100g granulated sugar
100g egg whites (at room temperature, preferably aged 1–2 days in the fridge)
120g almond flour (very fine, sifted)
120g powdered sugar (icing sugar)
A pinch of salt
In a bowl, sift together the almond flour and powdered sugar. Discard any larger pieces left in the sieve to ensure a smooth batter. Set aside.
In a clean, grease-free bowl, beat the egg whites and a pinch of salt with an electric mixer until foamy.
Gradually add the granulated sugar while continuing to beat.
Beat until you reach stiff peaks (the meringue should be glossy and firm).
Gently fold the dry ingredients into the meringue using a spatula.
Mix carefully until the batter flows like lava.

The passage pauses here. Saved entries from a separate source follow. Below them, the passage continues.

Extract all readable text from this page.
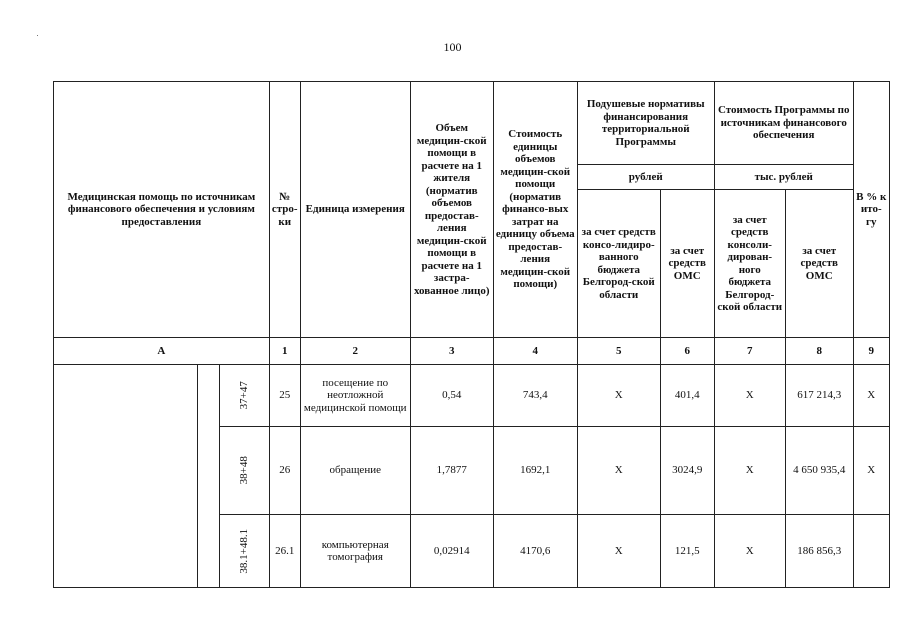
100
Медицинская помощь по источникам финансового обеспечения и условиям предоставления			№ стро-ки	Единица измерения	Объем медицин-ской помощи в расчете на 1 жителя (норматив объемов предостав-ления медицин-ской помощи в расчете на 1 застра-хованное лицо)	Стоимость единицы объемов медицин-ской помощи (норматив финансо-вых затрат на единицу объема предостав-ления медицин-ской помощи)	Подушевые нормативы финансирования территориальной Программы		Стоимость Программы по источникам финансового обеспечения		В % к ито-гу
							рублей		тыс. рублей		
							за счет средств консо-лидиро-ванного бюджета Белгород-ской области	за счет средств ОМС	за счет средств консоли-дирован-ного бюджета Белгород-ской области	за счет средств ОМС	
А			1	2	3	4	5	6	7	8	9

		37+47	25	посещение по неотложной медицинской помощи	0,54	743,4	Х	401,4	Х	617 214,3	Х

		38+48	26	обращение	1,7877	1692,1	Х	3024,9	Х	4 650 935,4	Х

		38.1+48.1	26.1	компьютерная томография	0,02914	4170,6	Х	121,5	Х	186 856,3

When you lift the spatula, the batter should fall in ribbons and slowly melt into itself within 10–15 seconds.
Be careful not to overmix.
Transfer the batter into a piping bag fitted with a round tip.
Pipe small, even circles onto a baking tray lined with parchment paper or a silicone mat.
Tap the tray a few times on the counter to release air bubbles.
Let the macarons rest at room temperature for 30–60 minutes until a “skin” forms on the surface. They should not stick to your finger when gently touched.
Preheat the oven to 150°C (300°F).
Bake for 12–15 minutes, depending on your oven. The macarons should develop "feet" and not brown.
Let them cool completely on the tray before removing.
Once cooled, fill the macarons with buttercream, ganache, or jam using a piping bag.
Sandwich two shells together and press gently.
Store the filled macarons in an airtight container in the fridge for 24–48 hours to allow the flavors and texture to improve.
Bring to room temperature before serving.